For Klaiber and Hyatt every day is a crisis, with children often coming to their apartment in the middle of the night. Stas Gorchenko came to them at 3 o’clock in the morning with a gash in his leg. He now studies at a school desk at The Ark, the little house that serves as a shelter. "My mother told me she didn’t want me and threw me out," he says with a shrug when asked why he ended up living on the street. Even living in the sewers for two years, he was still able to finish the fifth grade and then find his way to the shelter.

"This is a good start," Klaiber says. "If they want to go to college, that is in the realm of possibility. We have a 13-year-old who didn’t know the alphabet, but then finished the sixth grade in one year. It all depends on their motivation."

Stas, surrounded by warmth and the laughter of other children at The Ark, has become a gifted artist, sketching the faces of his teachers and classmates in exact detail. "When I grow up, I’ll be an architect and also invent a new and better kind of electric engine," he says with a grin. He then hugs Hyatt fiercely and won’t let go for several minutes.

He is one of the lucky ones. Local analysts estimate that as many as 100,000 children live in the sewers and doorways of Ukraine’s capital, while some 800,000 children are homeless across the country.

Forced from their homes and families by poverty, alcoholism, and violence, they eke out an existence by begging, stealing, and working as porters or prostitutes.

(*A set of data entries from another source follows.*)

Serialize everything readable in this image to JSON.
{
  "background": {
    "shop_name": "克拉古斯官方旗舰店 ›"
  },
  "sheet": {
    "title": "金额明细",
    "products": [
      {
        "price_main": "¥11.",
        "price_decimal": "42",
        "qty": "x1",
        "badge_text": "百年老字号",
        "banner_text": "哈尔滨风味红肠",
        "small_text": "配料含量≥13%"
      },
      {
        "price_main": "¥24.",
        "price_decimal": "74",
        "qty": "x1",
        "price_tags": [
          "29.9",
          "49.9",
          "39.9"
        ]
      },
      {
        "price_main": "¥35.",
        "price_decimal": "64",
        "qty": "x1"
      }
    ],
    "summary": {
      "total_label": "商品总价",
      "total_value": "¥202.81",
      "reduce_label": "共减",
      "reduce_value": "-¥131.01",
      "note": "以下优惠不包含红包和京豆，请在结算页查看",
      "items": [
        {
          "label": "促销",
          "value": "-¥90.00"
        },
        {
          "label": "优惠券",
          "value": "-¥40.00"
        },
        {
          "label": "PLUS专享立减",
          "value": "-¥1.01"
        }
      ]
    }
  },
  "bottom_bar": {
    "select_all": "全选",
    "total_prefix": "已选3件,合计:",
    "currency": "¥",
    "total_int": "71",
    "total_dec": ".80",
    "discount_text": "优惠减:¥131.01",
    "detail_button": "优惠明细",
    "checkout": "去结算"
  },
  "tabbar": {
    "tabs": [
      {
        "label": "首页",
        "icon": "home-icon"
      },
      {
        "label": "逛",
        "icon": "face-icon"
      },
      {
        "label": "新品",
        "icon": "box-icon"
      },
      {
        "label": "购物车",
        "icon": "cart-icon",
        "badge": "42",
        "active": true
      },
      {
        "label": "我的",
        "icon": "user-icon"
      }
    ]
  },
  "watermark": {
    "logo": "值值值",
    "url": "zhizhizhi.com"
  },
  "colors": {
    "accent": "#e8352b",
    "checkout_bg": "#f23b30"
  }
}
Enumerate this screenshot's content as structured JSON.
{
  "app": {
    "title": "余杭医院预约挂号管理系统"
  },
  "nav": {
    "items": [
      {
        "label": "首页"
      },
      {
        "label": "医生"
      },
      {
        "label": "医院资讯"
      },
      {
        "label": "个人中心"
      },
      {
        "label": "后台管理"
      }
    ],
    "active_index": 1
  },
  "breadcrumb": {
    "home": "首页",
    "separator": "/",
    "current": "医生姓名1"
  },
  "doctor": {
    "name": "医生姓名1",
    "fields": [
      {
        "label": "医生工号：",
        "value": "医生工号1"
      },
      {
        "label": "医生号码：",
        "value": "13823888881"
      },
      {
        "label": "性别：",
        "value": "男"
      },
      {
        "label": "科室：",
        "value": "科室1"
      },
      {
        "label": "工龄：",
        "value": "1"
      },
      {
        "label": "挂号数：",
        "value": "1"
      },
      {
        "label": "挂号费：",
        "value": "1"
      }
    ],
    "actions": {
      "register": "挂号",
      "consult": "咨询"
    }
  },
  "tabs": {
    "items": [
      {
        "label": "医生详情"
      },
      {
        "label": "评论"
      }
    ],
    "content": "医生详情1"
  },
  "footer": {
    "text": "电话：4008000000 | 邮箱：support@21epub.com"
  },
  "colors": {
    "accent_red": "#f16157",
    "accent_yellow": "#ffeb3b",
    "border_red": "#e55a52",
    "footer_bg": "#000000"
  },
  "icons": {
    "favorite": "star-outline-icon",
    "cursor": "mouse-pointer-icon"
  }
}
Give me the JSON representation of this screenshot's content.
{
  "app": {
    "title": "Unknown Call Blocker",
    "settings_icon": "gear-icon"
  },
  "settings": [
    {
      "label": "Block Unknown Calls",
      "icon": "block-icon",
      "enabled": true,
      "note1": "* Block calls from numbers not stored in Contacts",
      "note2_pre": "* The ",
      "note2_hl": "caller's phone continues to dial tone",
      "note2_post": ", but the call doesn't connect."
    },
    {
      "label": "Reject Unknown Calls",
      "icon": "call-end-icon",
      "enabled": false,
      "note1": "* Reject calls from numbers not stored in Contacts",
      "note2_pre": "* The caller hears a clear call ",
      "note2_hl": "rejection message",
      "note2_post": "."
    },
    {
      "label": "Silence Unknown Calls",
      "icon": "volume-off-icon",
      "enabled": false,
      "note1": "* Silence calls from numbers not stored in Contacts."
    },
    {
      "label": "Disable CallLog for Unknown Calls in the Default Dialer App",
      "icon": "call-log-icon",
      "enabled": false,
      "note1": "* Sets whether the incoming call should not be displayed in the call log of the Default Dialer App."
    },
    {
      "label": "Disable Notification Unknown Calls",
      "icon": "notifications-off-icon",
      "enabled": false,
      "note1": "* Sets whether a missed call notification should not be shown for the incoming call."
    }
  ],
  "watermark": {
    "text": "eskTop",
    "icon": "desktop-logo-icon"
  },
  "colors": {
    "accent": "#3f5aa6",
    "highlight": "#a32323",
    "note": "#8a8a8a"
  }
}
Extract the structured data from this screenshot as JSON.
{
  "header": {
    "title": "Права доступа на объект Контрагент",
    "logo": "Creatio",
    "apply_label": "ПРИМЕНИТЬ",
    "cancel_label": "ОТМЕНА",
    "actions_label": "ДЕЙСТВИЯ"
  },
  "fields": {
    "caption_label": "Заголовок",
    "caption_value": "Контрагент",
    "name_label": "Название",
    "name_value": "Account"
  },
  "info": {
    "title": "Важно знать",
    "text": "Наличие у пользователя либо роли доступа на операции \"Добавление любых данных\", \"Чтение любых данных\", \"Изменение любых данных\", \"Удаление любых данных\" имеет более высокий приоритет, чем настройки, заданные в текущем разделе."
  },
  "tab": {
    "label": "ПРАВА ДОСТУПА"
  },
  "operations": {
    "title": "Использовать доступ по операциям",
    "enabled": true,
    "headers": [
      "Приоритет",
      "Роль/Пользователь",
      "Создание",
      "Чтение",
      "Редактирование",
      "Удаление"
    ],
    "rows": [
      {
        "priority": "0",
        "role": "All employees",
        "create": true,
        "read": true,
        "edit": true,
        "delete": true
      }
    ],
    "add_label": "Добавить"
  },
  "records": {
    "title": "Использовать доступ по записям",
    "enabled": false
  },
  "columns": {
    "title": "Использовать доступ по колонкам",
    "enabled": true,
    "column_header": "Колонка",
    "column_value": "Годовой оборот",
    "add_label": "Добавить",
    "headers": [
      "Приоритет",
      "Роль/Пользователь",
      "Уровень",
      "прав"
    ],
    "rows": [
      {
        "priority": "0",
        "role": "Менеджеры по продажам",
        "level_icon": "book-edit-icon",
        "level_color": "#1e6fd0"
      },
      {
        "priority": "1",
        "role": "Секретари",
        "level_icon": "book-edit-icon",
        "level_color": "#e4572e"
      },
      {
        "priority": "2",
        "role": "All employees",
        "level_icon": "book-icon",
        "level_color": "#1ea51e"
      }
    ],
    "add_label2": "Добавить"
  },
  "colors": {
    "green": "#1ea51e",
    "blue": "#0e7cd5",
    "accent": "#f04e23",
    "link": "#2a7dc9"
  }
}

Although the Ukrainian economy grew faster than any other in Europe last year, its problems are growing equally fast. The government-sponsored Institute for Social Research estimates that 10 percent of Ukrainian children are homeless, orphaned, or abandoned.

"At this rate, I would expect the worst for the next 50 years," warns German economist Stefan Lutz of the Economics Education Research Center in Kiev. "If 10 percent of the children in this country are growing up without families or education, that will have a significant impact on the productive capacity of the country."

The government’s feeble efforts to help have had little impact, as the numbers of homeless rise each year. Police often arrest street children and bring them to government shelters, where they are held in quarantine until they can be sent to one of the chronically under-funded state orphanages.

Out of sight, out of mind

"Before big holidays, it is necessary to clean the beggars off the streets so they won’t bother anyone," says Tatiana Galchinska, head of the Maykovskovo Street Quarantine in Kiev. "Then we have two or three children to a cot."

Given a chance, many children run away, citing starvation and abuse in the government homes. Although physical punishment is officially forbidden, Kurt Vinion, the photographer working on this article, witnessed a child being beaten at the government’s showcase shelter at Maykovskovo.

The Ark, which is the only shelter children can enter in Kiev without passing through the Maykovskovo quarantine, functions on a budget of about $80 per month from US and Swiss churches. It is only legally allowed to keep Stas and the other children for 18 months. Then, they must be placed in either a government institution or with a Ukrainian family. Hyatt says her goal is to expand the house and find Ukrainian funding to partner with foreign aid.

"It won’t be easy," she says. "Most Ukrainians don’t want to see or can’t see these children around their own problems, but there are exceptions."

One such exception is Stella Petrushenko, a social worker at the Kiev department of social affairs. Two years ago, after homeless children began approaching her on the street asking for help, she noted that her district had no program to deal with them. She told this to her superior and was fired.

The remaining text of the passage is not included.